Someone put a copy of the April 2009 issue of the Canadian edition of Reader's Digest in my mailbox at school — I suppose because I'm the "green teacher" there.

I didn't open it up until today, and what did I find on page 71? An excerpt of an interview in the Indian edition of Reader's Digest with one of the most influential men alive — Dr. Rajendra K. Pachauri, chair of the Intergovernmental Panel on Climate Change.

And what did Pachauri say in India that our news media in the West did not pick up on? Exactly what we've been trying to communicate for months! He was asked whether it's possible to reverse global warming. Here's his response:
"Theoretically, yes. You will really have to bring down your emissions to below zero and find ways by which you can absorb existing carbon dioxide. Technologically, that's entirely possible."

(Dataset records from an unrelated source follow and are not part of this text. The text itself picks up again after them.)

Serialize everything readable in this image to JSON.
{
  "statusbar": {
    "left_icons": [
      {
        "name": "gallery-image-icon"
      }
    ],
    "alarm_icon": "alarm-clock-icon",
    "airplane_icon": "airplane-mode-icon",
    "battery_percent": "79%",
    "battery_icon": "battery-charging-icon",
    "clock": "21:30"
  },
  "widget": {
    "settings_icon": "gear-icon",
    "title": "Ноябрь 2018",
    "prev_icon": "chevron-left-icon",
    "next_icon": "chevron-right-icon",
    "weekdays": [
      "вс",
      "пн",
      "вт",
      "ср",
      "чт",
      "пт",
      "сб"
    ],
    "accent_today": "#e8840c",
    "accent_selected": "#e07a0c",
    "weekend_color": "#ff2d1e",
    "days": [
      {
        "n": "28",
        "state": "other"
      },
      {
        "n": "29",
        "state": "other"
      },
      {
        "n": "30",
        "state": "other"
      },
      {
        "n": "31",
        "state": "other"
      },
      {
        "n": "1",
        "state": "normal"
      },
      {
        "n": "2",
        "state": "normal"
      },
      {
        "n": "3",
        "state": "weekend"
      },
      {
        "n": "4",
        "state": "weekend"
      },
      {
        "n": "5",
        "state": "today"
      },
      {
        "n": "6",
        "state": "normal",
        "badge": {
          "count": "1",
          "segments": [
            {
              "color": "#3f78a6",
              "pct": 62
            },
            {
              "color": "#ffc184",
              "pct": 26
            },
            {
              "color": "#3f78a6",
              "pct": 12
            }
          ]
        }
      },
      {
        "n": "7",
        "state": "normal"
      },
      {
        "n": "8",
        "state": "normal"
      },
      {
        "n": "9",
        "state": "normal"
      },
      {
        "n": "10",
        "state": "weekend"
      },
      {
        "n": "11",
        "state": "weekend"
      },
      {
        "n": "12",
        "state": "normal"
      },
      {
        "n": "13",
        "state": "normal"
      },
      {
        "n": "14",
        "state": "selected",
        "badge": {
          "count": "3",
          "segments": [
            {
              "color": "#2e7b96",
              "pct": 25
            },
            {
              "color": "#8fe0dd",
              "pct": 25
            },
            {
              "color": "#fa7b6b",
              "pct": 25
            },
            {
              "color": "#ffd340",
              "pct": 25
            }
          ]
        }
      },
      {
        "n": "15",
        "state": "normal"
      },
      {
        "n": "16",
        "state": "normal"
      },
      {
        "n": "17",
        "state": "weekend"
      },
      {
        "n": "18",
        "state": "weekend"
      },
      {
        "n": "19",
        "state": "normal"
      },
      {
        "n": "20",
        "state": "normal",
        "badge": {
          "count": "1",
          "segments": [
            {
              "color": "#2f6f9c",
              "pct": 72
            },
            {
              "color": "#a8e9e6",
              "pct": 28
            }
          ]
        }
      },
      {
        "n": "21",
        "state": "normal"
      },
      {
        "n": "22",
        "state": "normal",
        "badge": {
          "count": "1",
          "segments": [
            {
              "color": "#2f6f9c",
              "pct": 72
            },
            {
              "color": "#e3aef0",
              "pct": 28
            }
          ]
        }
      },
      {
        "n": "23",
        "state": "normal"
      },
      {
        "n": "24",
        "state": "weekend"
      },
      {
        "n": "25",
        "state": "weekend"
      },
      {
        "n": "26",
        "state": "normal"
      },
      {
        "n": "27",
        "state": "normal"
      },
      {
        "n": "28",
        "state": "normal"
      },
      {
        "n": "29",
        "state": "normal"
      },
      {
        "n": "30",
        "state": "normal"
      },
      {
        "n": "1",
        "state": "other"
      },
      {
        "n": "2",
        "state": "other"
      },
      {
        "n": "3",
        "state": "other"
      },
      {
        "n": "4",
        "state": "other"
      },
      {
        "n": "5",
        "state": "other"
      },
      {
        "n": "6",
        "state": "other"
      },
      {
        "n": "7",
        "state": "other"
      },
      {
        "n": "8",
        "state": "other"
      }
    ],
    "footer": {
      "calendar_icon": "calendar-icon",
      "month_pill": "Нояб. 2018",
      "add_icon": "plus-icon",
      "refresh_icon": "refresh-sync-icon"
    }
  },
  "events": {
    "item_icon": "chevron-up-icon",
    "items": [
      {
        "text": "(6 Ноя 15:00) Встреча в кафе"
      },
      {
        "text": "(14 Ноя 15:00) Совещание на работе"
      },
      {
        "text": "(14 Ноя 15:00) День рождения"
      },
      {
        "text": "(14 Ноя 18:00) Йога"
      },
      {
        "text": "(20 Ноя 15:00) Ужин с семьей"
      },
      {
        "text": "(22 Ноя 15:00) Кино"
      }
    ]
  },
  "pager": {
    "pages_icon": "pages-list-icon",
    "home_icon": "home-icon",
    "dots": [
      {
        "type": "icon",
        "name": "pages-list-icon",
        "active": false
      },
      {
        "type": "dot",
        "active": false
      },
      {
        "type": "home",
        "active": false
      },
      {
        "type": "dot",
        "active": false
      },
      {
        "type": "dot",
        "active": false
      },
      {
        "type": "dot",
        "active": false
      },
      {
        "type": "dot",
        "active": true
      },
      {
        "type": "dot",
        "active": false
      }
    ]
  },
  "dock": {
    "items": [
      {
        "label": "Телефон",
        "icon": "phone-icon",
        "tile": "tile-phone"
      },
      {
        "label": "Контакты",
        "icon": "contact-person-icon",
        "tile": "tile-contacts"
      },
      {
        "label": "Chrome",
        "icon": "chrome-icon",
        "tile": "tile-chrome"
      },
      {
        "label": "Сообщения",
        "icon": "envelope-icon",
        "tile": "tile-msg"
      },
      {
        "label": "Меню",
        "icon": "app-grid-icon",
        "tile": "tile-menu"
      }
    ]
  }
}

Pachauri isn't asked how quickly we have to get to zero emissions, but he does explain something important:
"If you look at projections for the future, even if we were to stabilize the concentration of atmospheric gases today, climate change will continue for several decades." He explains that it's mainly the developed world that is responsible for current global warming: "You are not dealing with today's emissions. It's the cumulative effect of emissions over time, for which developed countries are responsible."
That means that today's emissions — our greenhouse gases, emitted today knowing full well that we are killing the future — haven't had their impact yet. That safer, cleaner, healthier, more equitable and more peaceful world of renewable energy looks good right now, doesn't it?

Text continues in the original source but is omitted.